WHITESBORO, N.Y. (WUTR) — Construction will soon start on a $3.9 million dollar flood mitigation project in the Mohawk Valley. Officials gathered at the Whitestown Community Center earlier this month to announce what they hope will help protect businesses and residents from future floods.
“We still have a lot of work to do, but the start of every project is one step closer to doing everything we can to become more resilient to severe weather events, reduce flooding, and minimize future loss,” said Whitestown Supervisor Shaun Kaleta.
New York State and Whitestown will build new floodplain benches and culverts to reduce flood water elevations and increase water flow from the Sauquoit Creek to the Mohawk River. “This project shows that when we all work together and take a comprehensive approach to problem solving, even challenges as daunting as climate change and extreme weather can be addressed,” said Marie Therese Dominguez, State Department of Transportation Commissioner.
This area of Oneida County experienced five severe and recurring floods in recent years. The Halloween Flood of 2019 was among the most devastating floods ever to hit Central New York. Emergency services conducted multiple rescues, residents were displaced, nearly 200 properties were damaged, and residents are still suffering years later.
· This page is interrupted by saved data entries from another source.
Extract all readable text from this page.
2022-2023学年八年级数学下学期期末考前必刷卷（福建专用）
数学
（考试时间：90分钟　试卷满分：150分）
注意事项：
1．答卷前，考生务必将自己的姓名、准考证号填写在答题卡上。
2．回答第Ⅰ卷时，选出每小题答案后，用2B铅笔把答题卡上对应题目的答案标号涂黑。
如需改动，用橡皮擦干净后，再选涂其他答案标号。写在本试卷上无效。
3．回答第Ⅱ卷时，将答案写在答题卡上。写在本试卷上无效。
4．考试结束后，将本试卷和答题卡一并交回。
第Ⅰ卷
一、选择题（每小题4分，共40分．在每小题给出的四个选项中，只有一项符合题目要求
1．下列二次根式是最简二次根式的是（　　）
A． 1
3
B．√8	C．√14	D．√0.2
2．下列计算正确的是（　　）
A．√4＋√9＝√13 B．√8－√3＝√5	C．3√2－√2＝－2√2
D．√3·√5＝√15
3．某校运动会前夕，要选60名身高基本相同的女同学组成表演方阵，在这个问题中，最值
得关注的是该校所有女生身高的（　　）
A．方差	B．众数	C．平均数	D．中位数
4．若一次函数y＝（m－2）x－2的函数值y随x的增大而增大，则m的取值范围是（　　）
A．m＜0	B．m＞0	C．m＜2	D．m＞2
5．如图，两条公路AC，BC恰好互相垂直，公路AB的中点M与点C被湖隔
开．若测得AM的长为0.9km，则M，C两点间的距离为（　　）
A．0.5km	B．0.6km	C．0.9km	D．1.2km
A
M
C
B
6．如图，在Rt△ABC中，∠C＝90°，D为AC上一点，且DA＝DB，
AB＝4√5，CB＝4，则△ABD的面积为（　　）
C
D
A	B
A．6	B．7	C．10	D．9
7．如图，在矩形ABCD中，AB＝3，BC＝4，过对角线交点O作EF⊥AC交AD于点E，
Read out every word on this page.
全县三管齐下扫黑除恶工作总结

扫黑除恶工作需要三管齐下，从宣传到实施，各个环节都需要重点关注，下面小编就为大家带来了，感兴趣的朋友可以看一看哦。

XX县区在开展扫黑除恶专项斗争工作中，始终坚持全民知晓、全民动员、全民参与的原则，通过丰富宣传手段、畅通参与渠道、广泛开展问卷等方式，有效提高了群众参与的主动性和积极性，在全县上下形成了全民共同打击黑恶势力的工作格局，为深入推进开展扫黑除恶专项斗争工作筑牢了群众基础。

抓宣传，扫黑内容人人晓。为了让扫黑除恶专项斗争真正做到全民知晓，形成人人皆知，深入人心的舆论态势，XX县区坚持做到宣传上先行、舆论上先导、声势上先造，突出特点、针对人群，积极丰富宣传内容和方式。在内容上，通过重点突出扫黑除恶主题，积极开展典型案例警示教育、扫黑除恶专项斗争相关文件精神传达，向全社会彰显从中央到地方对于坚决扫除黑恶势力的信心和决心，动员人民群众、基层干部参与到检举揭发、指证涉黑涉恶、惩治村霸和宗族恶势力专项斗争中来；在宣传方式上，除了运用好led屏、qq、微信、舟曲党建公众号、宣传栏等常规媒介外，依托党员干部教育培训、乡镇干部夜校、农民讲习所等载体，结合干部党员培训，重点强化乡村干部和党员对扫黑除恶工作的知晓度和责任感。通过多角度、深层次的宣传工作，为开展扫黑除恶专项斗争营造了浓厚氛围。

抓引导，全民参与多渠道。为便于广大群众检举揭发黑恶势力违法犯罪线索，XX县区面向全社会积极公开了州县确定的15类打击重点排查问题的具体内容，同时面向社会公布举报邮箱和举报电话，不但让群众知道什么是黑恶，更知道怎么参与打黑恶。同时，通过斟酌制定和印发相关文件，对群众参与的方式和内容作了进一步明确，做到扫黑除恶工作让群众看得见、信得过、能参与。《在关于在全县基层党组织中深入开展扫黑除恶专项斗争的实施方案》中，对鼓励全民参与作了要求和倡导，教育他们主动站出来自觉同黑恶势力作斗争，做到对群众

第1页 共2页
Back in September, former congressman Anthony Brindisi announced that up to $20 million in Department of Agriculture Funding for Whitestown could be used to help homeowners with buyouts. Now, that funding is up to $28 million.
The National Resources Conservation Service (NRCS) is a part of the Department of Agriculture. The program is in the process of helping residents by allowing eligible, approved property owners within a specific Whitesboro floodplain to receive a buyout and relocate somewhere that’s not flood prone.
“The town is the project’s sponsor here. We’re the liaison between the NRCS and the applicants. This is a NRCS program. It is their criteria. It is their rules. We are working as quickly as possible but unfortunately and undertaking massive as this one is going to take time,” Kaleta said.
About 200 applicants have applied for the program. The goal is to provide offers to applicants by the end of the year.
“The town and NRCS are just waiting to execute a cooperative agreement which is scheduled to take place at some point this summer,” Kaleta said. “Once the agreement is executed, NRCS will be able to provide the town with funding to start the appraisal process. The appraisals are needed to develop offers to provide to applicants.”
Although it is a voluntary program, Kaleta says he is strongly encouraging residents to accept the offers, “It is premature to say how this is all going to work because NRCS needs to see how many folks are going to accept their offers. When somebody accepts their offer, they are going to literally plot that on a map and they are going to plot all the acceptance offers on a map and they are going to see how it works out.”
Kaleta also says he understands residents who are anxious or afraid of the unknowns. “I do know and acknowledge that it is a sellers market but what I can say is that full market values of homes in the project area are higher than what they have been selling for.”